Quando éramos crianças, íamos com minha mãe limpar o túmulo da minha avó materna no Cemitério Ecumênico Municipal. O túmulo era limpo alguns dias antes do dia de Finados, dia que demais parentes visitariam os túmulos no cemitério.  Havia uma preocupação por parte da minha mãe de limpar e enfeitar com flores o túmulo da finada mãe dela que tinha o corpo enterrado ali.

O mais interessante é que íamos, eu, minhas irmãs e minha mãe, com baldes, panos, vassouras e flores. Olhávamos a fotografia da avó que nem chegamos a conhecer, ouvíamos alguns relatos de minha mãe, limpávamos, rezávamos e íamos embora.  Tudo isso era feito quase como uma celebração, sem muita nostalgia ou pesar, como quem respeitava o curso natural da vida.

Poucos anos depois, minha mãe foi enterrada naquele mesmo lugar. Agora estavam ali, minha avó e minha mãe à espera da celebração dos mortos. Minha avó paterna deu seguimento ao ritual de limpeza do túmulo. Entretanto, minha avó carregava consigo muitas perdas e ir ao cemitério para limpar os túmulos demandava certa paciência, pois limpávamos os túmulos do meu avô paterno, meus bisavôs, minha mãe e minha avó.
Levávamos baldes, vassouras, panos, escovas e flores. Começávamos limpando o túmulo de meu avô. Minha avó escovava tanto aquela pedra de granito que parecia querer lavar a alma. Quando tudo estava pronto, rezávamos e íamos embora. Nunca sem antes minha avó fitar a foto do finado quase a condená-lo por tê-la abandonado com os filhos ainda pequenos.

Depois, íamos ao túmulo de meus bisavôs. Lembro que ali sempre encontrávamos algum outro parente que também se dispunha a limpá-los. Limpávamos, conversávamos, rezávamos e íamos para o túmulo da Mariazinha que ficava próximo. Minha avó era devota de Mariazinha Penna, santa popular, falecida em 1953, aos 19 anos. Ali parávamos, rezávamos e acendíamos uma vela para a santa.

Saíamos dali, olhando as fotos dos mortos, pisando sobre túmulos de outros, até chegar ao túmulo de nossa mãe. Quando ali chegávamos, abríamos a capela que guardava um terço, um vaso de flores e as fotos de minha mãe e avó, limpávamos e colocávamos novas flores. Do lado de fora, plantávamos outras flores, daquelas bem tristes, roxas, que parecem só vingar em cemitérios. Rezávamos, às vezes, chorávamos e íamos embora.

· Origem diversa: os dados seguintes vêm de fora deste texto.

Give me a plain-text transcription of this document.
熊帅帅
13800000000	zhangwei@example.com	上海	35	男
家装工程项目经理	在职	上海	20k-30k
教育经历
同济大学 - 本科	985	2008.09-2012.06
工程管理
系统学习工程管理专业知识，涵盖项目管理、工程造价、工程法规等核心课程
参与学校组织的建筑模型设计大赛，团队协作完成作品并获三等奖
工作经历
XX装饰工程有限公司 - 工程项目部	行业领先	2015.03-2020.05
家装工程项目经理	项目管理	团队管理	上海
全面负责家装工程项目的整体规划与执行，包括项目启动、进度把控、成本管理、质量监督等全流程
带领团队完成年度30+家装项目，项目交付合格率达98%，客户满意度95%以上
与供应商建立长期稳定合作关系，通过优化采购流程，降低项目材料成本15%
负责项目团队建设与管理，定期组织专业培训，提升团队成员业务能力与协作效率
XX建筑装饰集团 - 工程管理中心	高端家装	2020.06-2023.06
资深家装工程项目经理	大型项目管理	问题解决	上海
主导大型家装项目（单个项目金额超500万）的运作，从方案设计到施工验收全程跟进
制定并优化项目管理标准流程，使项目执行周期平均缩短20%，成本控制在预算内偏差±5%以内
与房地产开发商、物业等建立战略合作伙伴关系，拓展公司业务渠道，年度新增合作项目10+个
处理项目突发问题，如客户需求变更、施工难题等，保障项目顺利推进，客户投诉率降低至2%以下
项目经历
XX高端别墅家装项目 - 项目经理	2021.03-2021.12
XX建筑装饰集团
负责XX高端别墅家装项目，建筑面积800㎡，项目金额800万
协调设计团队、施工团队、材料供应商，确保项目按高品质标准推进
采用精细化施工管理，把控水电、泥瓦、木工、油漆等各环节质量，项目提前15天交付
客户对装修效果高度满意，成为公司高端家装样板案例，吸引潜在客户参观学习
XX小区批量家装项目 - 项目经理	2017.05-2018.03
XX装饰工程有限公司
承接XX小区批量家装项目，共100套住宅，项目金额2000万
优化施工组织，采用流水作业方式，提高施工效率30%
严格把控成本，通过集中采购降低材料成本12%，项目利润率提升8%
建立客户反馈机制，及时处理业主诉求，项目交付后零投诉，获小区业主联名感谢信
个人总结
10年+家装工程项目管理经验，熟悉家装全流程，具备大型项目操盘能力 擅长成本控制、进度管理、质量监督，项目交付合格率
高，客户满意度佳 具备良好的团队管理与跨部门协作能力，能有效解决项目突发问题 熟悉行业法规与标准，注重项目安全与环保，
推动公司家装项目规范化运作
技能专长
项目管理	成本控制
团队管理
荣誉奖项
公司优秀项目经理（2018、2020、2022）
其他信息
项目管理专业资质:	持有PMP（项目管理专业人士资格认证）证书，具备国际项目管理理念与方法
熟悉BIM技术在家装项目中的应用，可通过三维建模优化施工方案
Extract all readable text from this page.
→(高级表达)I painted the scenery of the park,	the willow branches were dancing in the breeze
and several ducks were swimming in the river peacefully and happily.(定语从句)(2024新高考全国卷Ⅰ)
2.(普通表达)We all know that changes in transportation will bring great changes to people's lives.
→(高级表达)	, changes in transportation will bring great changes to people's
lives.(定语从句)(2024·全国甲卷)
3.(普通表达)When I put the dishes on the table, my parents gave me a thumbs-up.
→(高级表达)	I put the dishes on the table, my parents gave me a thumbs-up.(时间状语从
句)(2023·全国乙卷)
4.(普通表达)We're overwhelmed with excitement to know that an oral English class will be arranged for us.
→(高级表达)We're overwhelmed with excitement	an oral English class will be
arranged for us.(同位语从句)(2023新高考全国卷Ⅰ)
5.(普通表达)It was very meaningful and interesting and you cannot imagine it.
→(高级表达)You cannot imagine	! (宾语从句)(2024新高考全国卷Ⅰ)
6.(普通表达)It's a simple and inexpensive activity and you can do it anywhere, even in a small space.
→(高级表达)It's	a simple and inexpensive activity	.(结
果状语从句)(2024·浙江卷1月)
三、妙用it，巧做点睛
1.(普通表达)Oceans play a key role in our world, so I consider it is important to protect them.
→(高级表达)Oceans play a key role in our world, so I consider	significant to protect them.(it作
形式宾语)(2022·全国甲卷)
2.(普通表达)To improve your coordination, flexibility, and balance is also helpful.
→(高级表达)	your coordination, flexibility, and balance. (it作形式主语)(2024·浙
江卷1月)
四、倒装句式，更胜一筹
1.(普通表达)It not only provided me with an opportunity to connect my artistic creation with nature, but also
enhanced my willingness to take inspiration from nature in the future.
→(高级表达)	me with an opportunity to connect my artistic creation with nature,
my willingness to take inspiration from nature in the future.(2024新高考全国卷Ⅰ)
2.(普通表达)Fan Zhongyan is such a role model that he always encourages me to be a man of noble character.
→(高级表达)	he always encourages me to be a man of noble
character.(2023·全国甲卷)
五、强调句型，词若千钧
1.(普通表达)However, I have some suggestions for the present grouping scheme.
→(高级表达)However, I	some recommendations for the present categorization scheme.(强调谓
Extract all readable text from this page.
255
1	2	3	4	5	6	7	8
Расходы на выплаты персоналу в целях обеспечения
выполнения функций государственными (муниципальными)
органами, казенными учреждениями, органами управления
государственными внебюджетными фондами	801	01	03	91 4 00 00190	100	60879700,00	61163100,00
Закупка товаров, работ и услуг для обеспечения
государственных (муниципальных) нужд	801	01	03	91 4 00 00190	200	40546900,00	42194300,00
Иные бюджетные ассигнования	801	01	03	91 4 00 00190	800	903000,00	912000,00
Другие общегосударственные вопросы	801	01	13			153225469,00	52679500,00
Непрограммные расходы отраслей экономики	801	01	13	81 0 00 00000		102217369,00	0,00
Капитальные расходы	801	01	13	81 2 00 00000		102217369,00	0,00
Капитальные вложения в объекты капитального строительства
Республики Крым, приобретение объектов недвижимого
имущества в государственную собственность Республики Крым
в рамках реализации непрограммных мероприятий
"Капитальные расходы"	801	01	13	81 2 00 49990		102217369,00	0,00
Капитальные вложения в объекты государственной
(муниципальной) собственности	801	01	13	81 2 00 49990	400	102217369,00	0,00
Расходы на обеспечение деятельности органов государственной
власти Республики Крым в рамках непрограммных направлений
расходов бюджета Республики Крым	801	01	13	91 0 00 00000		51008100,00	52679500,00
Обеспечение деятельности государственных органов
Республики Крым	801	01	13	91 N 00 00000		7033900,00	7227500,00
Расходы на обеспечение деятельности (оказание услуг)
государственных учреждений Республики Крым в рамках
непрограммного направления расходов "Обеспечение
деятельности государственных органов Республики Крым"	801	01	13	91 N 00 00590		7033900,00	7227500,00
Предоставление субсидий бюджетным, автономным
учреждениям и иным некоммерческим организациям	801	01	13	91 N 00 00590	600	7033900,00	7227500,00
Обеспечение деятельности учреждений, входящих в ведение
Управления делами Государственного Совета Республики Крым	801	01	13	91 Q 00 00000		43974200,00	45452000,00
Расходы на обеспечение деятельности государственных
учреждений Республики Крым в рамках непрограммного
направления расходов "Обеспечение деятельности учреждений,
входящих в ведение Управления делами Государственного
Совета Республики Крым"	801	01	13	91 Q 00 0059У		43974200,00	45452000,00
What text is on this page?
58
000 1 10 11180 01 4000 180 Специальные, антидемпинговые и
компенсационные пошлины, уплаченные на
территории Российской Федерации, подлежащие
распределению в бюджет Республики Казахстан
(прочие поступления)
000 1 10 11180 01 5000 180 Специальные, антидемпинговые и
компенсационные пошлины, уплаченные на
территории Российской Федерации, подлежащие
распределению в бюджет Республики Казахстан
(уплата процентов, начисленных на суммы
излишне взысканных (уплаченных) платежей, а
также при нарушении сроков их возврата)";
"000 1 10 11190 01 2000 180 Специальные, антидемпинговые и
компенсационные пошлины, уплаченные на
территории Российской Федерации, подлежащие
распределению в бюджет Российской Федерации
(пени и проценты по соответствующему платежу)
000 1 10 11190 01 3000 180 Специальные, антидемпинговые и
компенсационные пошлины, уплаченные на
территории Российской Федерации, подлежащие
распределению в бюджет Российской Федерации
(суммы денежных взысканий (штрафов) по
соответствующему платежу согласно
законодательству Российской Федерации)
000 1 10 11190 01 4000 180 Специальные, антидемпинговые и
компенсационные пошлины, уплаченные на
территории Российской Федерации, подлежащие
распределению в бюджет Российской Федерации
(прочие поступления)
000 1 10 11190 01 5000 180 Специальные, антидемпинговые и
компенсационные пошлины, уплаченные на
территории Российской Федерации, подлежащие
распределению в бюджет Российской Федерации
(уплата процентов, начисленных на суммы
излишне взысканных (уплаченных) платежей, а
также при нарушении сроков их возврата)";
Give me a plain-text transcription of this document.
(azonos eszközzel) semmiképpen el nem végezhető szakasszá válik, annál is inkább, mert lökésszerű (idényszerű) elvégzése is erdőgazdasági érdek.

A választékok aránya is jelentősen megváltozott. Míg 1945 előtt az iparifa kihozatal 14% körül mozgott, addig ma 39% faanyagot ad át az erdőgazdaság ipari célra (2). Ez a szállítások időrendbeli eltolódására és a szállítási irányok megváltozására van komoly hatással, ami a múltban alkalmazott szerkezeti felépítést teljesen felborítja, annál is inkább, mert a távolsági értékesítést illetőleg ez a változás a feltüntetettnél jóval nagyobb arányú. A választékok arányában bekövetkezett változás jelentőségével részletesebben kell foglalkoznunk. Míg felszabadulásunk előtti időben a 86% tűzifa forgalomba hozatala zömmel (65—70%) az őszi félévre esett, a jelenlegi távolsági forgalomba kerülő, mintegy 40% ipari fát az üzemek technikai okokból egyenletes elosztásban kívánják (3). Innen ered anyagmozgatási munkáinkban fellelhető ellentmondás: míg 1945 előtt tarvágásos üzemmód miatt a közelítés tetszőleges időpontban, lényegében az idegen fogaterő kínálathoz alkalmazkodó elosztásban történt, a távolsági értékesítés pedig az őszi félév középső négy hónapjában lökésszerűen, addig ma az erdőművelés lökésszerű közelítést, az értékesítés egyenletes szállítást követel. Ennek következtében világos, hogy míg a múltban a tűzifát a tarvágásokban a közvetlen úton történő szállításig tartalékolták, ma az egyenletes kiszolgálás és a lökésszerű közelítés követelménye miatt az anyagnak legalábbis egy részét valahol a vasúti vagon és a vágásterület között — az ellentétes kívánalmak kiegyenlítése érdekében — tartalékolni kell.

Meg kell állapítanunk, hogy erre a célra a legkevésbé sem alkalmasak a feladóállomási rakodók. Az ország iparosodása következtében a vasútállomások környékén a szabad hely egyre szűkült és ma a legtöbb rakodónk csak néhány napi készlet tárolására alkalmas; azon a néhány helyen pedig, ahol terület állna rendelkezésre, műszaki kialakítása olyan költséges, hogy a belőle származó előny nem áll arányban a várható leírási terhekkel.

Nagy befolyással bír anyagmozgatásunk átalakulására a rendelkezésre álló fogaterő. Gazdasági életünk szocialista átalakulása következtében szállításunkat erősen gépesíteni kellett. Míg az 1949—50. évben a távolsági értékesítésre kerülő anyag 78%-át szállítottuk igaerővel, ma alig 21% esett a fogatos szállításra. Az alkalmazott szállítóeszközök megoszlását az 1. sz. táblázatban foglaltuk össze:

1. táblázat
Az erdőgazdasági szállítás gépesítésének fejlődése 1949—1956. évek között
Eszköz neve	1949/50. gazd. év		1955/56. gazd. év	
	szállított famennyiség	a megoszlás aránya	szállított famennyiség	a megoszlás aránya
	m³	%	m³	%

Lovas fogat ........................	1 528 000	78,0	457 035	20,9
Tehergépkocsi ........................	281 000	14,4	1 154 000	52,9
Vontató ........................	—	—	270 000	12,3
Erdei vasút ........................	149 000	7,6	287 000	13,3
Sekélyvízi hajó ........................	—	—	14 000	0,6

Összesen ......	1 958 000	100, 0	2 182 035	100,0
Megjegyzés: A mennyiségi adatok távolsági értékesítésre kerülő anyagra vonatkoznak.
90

Minha avó paterna morreu e junto com ela, os rituais cessaram. Rituais importantes e que nos constituíram, foram pouco a pouco sendo esquecidos por mim e minhas irmãs que hoje não vamos mais a cemitérios. Hoje, no Dia de Finados, percebo a importância desses rituais na infância. Rituais que nos aproximavam da morte e, ao nos aproximar da morte, nos aproximavam da vida. E agora pensando nisso, acho que no próximo ano irei ao cemitério limpar o túmulo de minha avó e levar flores à ela.